La escena prometía ser delicada, con pinceladas románticas y una atmósfera de gentileza, diseñada para ser capturada en una sola toma para la comodidad de ambos jóvenes. Sin embargo, en contraste con estas expectativas, la mente de Mingyu no estaba en absoluto enfocada en representar tales actos. En ese preciso instante, sus celos y rabia, acumulados durante un tiempo, estaban a punto de desatarse y lo disfrutaría cada segundo.
Y no era el único que lo disfrutaba.
“Solo di sí y comenzaré hacerte el amor como nunca te lo imaginaste” La voz de Mingyu era mucho mejor de lo que esperaba y asintió constantemente, sus manos temblando con lo nuevo que iba a experimentar, solo había salido con chicas por eso no tiene experiencia alguna en follar con un chico y menos tener noción del dolor que puede causar. Muy diferentes a Jeon Jungkook que le fascinaba ese dolor al ser penetrado, se consideraba bisexual pero solo salió y tuvo intimidad con hombres porque le gustaba esa sensación, había sugerido a algunas chicas en aplicaciones de citas pero lo categorizaron como enfermo. Estaba agradecido de no haber revelado demasiada información en su perfil en aquellas apps.
Jungkook, al igual que el equipo, esperaban el momento de la escena gentil y romántica, pero su sorpresa fue palpable cuando vieron a Mingyu arrancar los pantalones del otro con brusquedad.

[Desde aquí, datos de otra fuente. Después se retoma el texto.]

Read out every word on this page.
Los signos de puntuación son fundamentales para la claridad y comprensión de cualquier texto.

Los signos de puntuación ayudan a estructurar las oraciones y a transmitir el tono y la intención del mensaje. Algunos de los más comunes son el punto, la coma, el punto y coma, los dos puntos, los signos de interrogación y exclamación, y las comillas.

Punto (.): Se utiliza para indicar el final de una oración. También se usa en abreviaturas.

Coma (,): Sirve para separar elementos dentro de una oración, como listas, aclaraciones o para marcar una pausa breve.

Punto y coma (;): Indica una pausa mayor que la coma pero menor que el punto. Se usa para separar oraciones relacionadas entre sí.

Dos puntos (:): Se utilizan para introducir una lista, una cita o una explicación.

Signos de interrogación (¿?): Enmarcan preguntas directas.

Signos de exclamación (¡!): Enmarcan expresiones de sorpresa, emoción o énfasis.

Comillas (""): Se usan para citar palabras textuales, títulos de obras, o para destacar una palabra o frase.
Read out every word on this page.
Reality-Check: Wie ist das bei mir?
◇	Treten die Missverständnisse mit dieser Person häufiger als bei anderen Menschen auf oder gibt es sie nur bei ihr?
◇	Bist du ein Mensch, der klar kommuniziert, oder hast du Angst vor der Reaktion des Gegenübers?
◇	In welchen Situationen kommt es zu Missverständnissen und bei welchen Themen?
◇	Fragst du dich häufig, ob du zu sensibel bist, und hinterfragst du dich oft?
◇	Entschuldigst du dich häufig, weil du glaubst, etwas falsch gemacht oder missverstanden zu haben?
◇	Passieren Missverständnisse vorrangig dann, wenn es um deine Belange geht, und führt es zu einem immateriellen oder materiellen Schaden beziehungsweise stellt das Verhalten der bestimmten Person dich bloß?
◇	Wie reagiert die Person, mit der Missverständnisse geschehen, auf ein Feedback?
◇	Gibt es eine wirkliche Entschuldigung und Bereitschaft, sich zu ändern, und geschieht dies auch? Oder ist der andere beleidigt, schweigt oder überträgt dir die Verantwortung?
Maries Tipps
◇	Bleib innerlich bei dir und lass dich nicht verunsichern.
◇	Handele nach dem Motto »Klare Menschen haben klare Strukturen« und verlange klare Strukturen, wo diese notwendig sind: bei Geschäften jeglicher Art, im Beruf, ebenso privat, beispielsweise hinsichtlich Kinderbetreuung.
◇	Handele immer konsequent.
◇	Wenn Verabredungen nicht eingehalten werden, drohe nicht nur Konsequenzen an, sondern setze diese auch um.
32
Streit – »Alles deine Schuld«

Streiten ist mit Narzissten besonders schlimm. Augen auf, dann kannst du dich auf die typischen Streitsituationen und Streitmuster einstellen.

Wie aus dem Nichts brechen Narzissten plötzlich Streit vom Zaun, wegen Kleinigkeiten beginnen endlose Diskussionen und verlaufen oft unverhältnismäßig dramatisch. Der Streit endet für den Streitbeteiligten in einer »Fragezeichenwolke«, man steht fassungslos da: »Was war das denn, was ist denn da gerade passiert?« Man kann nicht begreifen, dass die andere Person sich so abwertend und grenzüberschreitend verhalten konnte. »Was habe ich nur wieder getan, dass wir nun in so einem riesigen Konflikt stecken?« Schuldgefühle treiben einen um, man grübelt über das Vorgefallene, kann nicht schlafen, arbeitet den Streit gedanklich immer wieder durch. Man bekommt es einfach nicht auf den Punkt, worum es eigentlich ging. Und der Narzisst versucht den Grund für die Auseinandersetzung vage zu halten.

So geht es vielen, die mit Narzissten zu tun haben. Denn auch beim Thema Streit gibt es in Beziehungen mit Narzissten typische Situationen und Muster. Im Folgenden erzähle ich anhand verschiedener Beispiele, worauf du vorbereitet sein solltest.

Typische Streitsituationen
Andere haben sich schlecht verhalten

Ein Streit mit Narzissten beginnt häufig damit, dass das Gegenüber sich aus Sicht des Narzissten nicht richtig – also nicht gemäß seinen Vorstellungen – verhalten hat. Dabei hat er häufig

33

La acción repentina dejó a Jungkook atónito, sin saber qué esperar a continuación.
"¿Qué estás...?" Jungkook no logró terminar tras sentir uno de los dedos de Mingyu entrando sin vergüenza, provocando un gemido involuntario que escapó de sus labios. Mingyu continuó introduciendo hasta tres dedos, con movimientos constantes y precisos. Luego, retiró un dedo y con los dos restantes comenzó a hacer movimientos de tijera, mientras Jungkook se entregaba al placer sin reservas. Sintiendo el deseo de mantener la intensidad que Mingyu había iniciado, Jungkook tomó la mano del mayor y la guió hacia uno de sus pezones, indicándole que comenzara a pellizcarlo o a hacer lo que deseara con él. Mingyu comprendió el deseo de Jungkook sin necesidad de palabras y procedió a satisfacer su pedido en silencio.
Y así siguieron hasta sentirse satisfecho.
–
Luego de una hora, Jungkook estaba sentado en la silla de su camerino, con una toalla envolviendo su pequeña cintura y otra más secando las gotas de sudor que aún resbalaban por su piel. Una sonrisa se dibujó en su rostro al recordar cada detalle de lo que Mingyu había hecho con su cuerpo, deseando con ansias que esos momentos se repitieran. Tanto el director como los guionistas quedaron fascinados con el cambio radical que trajo esa escena, y ambos se preguntaban cómo podrían mejorarlo aún más para deleitar a los fans con ese 'improvisado' acto.
De repente, escuchó un par de golpes en la puerta. Una cabeza asomó por la abertura, y Jungkook sintió un calor subir por sus mejillas al ver a quien había hecho que disfrutara tanto de su trabajo. Por supuesto que lo que había pasado no sería la última vez.
“¿Puedo pasar?” preguntó Mingyu con una voz que hacía eco en el pequeño camerino. Jungkook, sin poder ocultar su entusiasmo, asintió con un leve movimiento de cabeza.
Por supuesto que no sería la última vez.